Hargrove told delegates that unions are changing and will recognize when an employer is having economic difficulties and conduct contract negotiations accordingly.

“If we know someone well and believe they have a problem, we’re not going to kick them when they’re down,” said Hargrove. “(Generally) profits are up and that’s okay. I always want to deal with a company that’s making money. We might disagree about how we share the pie, but we’re looking forward to making a bigger one.”

The opportunities to grow HR vary depending on the organization. But for human resources practitioners who pursue best practices and strategic HR, and for the organizations that support human capital management, the future looks promising.


Strategic checklist
Assessing HR’s role

How strategic are you as an HR practitioner? Is your department on the path to being a business partner? Monica Belcourt, professor of HR management at Toronto’s York University, says you should ask yourself the following questions to determine the answer.

Is HR a strategic partner

Are you strategic? Ask yourself the following:

•Do you understand the business?

•What financial indicators are important to the company?

•Who are your customers?

•What is your competitive advantage?

•What major technological changes affect your work?
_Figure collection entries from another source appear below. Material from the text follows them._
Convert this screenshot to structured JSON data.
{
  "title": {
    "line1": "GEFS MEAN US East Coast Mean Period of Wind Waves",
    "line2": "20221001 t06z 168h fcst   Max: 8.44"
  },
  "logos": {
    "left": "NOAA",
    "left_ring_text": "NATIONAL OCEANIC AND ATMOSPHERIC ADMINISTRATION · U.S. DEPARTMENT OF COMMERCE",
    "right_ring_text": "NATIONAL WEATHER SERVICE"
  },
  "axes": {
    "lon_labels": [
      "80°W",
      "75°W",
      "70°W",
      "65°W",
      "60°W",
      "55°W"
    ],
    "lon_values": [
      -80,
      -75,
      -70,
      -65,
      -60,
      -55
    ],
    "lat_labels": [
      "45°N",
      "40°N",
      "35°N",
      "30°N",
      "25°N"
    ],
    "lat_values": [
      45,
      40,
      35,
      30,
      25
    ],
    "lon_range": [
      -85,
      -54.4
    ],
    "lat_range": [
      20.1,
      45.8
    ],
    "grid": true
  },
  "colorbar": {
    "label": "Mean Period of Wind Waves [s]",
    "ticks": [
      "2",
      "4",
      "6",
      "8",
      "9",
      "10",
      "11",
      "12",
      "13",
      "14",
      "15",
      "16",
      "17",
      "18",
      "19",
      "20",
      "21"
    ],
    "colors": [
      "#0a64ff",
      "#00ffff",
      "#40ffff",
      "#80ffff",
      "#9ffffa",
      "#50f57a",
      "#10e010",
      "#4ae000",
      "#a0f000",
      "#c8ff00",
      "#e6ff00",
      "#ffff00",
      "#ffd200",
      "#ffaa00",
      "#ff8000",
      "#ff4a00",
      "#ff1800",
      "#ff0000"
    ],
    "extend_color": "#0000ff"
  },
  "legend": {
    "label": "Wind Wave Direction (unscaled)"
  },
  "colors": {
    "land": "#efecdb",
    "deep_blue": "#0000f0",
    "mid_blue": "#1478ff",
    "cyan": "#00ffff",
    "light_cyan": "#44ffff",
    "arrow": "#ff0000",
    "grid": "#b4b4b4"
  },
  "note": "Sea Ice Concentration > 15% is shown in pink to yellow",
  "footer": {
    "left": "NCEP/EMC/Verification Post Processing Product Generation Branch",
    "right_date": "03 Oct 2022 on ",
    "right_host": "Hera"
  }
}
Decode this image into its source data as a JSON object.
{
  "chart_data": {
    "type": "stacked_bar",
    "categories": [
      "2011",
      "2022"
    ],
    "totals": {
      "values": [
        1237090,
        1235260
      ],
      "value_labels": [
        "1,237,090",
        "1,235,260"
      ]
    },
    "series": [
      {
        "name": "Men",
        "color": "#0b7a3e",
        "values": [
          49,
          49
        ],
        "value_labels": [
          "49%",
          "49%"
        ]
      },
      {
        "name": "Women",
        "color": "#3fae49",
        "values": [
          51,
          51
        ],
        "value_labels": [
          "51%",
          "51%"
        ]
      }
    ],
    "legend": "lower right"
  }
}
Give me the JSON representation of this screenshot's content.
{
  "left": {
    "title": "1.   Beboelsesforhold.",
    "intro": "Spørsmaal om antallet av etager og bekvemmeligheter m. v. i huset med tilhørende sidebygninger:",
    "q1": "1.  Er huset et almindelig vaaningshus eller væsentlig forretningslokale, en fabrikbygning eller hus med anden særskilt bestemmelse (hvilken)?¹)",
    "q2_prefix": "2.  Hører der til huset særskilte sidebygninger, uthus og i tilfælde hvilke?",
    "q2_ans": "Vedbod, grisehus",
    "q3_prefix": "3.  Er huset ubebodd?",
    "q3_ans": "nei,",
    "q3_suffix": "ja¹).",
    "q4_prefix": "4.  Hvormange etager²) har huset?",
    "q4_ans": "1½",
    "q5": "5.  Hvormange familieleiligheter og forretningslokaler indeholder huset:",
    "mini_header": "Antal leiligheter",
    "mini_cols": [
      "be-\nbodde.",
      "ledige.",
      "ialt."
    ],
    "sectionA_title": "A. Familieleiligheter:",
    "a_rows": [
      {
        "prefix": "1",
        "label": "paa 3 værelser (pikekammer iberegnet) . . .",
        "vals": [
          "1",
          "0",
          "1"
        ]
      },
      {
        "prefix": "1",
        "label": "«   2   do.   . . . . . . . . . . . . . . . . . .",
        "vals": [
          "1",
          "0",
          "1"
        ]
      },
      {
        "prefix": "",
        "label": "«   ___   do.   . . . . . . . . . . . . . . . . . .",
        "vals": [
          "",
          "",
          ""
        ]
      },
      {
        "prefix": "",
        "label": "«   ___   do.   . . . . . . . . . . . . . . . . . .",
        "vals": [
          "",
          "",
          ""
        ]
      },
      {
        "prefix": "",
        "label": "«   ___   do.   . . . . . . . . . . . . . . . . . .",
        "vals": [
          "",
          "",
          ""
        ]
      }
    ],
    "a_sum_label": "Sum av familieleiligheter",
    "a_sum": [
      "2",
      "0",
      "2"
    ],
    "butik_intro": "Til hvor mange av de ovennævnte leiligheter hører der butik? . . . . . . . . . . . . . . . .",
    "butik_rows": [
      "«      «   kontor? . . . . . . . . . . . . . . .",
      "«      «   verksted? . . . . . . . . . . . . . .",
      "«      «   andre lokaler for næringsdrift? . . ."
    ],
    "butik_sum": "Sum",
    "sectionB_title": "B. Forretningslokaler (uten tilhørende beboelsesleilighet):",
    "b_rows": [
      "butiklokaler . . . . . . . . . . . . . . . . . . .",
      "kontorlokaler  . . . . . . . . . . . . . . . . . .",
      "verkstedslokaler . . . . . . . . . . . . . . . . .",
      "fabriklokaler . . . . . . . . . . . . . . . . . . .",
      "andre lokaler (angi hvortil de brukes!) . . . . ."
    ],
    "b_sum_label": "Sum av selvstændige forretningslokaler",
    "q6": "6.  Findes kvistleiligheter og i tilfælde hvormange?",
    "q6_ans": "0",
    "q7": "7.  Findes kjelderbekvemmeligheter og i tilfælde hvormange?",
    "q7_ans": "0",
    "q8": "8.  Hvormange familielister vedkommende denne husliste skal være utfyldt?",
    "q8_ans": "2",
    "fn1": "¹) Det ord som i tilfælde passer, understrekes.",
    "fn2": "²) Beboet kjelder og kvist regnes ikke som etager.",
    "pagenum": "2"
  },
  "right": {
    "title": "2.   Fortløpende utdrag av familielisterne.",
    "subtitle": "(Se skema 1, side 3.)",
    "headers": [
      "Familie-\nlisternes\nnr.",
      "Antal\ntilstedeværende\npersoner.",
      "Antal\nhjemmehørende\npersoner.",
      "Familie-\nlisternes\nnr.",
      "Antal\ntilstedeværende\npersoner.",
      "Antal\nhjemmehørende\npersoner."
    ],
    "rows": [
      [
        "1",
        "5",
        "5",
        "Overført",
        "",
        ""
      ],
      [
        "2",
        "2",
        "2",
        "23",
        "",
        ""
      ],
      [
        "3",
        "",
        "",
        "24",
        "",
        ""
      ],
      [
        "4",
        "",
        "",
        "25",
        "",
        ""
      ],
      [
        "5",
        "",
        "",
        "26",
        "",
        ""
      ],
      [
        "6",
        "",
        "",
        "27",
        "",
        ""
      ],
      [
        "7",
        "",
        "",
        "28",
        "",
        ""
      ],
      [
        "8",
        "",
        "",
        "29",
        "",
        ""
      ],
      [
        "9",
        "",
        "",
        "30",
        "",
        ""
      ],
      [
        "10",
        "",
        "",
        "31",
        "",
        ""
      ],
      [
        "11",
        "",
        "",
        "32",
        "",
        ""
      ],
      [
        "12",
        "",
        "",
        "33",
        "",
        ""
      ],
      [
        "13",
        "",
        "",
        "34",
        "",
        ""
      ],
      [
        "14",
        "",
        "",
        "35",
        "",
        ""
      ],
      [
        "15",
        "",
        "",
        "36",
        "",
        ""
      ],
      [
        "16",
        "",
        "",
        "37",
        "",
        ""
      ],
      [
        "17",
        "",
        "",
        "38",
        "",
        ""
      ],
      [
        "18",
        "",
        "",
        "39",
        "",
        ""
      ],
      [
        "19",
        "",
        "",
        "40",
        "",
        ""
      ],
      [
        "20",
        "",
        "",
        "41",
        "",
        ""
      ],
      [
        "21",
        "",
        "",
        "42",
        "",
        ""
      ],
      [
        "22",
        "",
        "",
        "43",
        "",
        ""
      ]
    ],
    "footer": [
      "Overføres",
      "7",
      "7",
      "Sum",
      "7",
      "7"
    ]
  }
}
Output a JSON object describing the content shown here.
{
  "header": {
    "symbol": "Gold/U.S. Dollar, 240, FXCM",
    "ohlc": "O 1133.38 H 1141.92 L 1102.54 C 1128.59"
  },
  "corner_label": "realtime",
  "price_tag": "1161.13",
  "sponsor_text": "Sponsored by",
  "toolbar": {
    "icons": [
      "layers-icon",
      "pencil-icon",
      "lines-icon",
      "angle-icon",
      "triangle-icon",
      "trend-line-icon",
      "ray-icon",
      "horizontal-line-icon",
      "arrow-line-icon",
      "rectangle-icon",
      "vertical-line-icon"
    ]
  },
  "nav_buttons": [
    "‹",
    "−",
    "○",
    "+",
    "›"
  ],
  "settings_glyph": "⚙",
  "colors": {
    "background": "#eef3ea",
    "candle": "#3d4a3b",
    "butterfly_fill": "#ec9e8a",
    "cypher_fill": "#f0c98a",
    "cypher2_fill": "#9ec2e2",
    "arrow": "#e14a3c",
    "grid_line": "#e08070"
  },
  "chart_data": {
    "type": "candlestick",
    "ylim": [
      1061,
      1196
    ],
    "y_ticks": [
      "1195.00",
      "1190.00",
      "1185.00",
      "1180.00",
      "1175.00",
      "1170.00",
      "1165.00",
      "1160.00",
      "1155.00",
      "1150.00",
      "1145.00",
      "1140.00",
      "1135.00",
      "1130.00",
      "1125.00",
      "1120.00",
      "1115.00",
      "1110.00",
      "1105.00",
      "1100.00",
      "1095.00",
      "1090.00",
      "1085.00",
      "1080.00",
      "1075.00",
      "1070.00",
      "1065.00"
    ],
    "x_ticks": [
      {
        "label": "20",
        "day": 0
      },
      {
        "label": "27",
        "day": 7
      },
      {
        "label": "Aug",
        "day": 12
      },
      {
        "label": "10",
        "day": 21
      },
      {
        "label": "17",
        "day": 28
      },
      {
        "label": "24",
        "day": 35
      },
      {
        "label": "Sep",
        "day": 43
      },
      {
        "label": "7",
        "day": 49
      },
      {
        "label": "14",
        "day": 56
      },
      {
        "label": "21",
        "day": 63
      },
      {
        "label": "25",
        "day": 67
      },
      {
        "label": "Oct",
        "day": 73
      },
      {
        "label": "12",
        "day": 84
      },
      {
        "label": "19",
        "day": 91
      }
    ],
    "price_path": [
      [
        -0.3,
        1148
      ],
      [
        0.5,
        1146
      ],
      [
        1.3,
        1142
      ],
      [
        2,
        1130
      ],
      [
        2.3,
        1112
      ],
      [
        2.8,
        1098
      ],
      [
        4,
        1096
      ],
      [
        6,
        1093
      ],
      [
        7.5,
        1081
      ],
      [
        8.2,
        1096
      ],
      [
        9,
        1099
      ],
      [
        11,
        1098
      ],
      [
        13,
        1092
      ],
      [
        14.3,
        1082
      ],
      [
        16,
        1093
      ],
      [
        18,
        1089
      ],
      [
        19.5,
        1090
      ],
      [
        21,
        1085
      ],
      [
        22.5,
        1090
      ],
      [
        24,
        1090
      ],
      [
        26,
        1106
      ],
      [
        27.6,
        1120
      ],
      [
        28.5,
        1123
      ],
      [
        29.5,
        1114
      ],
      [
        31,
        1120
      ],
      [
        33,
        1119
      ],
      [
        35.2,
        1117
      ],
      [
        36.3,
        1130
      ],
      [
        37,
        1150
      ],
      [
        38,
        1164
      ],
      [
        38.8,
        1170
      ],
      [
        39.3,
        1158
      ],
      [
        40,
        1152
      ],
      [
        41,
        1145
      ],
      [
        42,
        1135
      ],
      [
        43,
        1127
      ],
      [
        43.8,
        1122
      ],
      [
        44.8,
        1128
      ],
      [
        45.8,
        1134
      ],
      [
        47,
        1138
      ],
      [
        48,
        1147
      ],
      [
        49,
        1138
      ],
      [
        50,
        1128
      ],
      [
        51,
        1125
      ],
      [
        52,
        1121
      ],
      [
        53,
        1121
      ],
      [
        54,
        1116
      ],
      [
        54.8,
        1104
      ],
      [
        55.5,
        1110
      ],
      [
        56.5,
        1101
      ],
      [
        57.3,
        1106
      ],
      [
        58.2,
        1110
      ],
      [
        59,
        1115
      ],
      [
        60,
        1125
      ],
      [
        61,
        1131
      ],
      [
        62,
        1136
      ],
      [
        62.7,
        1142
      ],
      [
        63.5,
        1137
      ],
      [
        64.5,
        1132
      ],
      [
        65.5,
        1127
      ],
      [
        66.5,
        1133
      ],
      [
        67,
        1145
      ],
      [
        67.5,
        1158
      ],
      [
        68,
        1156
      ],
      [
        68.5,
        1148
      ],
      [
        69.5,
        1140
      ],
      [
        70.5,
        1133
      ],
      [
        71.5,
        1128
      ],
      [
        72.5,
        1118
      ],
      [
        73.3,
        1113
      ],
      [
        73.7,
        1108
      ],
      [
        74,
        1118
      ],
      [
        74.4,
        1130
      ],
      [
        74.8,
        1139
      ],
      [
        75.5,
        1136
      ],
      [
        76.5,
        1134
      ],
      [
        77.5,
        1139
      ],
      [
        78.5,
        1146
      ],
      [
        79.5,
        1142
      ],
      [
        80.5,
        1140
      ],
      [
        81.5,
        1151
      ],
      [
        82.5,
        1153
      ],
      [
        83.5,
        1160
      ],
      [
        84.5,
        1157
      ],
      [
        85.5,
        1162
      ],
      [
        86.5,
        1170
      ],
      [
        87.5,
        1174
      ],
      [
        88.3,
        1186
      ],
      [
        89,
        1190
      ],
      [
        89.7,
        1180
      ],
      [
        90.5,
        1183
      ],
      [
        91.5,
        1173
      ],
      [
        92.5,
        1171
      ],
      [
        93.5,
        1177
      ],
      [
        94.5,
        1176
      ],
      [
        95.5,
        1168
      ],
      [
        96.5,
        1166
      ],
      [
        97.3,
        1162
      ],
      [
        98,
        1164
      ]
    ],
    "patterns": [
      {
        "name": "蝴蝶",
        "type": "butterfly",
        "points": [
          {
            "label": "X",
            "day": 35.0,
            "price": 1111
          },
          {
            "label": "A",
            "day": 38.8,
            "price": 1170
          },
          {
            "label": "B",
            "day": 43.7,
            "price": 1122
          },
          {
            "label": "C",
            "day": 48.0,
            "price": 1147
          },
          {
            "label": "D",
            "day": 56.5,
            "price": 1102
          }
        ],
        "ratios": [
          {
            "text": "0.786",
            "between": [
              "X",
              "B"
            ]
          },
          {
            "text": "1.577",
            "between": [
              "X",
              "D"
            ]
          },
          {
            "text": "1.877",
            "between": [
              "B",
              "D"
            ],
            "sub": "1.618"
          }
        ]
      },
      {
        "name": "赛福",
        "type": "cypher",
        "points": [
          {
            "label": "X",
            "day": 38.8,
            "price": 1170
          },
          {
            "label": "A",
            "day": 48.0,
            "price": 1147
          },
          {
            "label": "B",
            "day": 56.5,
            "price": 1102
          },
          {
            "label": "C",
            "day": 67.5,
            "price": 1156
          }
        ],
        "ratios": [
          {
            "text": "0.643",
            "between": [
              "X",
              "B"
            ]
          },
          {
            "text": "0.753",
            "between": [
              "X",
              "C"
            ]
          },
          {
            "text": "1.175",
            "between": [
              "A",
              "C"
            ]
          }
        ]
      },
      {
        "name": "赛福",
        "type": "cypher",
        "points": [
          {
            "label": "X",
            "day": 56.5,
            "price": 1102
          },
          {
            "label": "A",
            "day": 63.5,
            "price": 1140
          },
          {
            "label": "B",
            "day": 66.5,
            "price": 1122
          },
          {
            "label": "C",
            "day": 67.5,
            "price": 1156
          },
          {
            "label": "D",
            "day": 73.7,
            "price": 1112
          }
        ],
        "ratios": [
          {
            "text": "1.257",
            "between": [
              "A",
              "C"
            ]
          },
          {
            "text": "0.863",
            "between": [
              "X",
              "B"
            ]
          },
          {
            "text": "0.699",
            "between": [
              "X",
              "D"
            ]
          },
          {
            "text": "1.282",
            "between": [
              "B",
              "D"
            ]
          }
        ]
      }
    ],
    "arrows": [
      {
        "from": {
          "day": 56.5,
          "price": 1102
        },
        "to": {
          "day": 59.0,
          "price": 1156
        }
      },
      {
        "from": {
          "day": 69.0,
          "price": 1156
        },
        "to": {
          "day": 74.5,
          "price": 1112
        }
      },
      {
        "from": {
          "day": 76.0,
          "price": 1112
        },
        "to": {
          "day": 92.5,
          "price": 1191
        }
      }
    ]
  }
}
•Do you know what the corporate plan is?

•Can you quickly list the major initiatives of your company?

•Do you align HR programs with organizational goals?

•Can HR position the organization to succeed?

•Is HR focused on deliverables?

•Does HR report on effectiveness?

•Are major organizational decisions made with your input?

When HR is on the path to being a business partner

What are the signs that an HR department is acting strategically as a business partner? Look for these indications:

•HR does more planning work;

•more organizational design work;

•more career and management development work;

•HRMS is fully integrated;

•when managers use HR to solve operational problems; and

•when rotation in and out of HR is valued.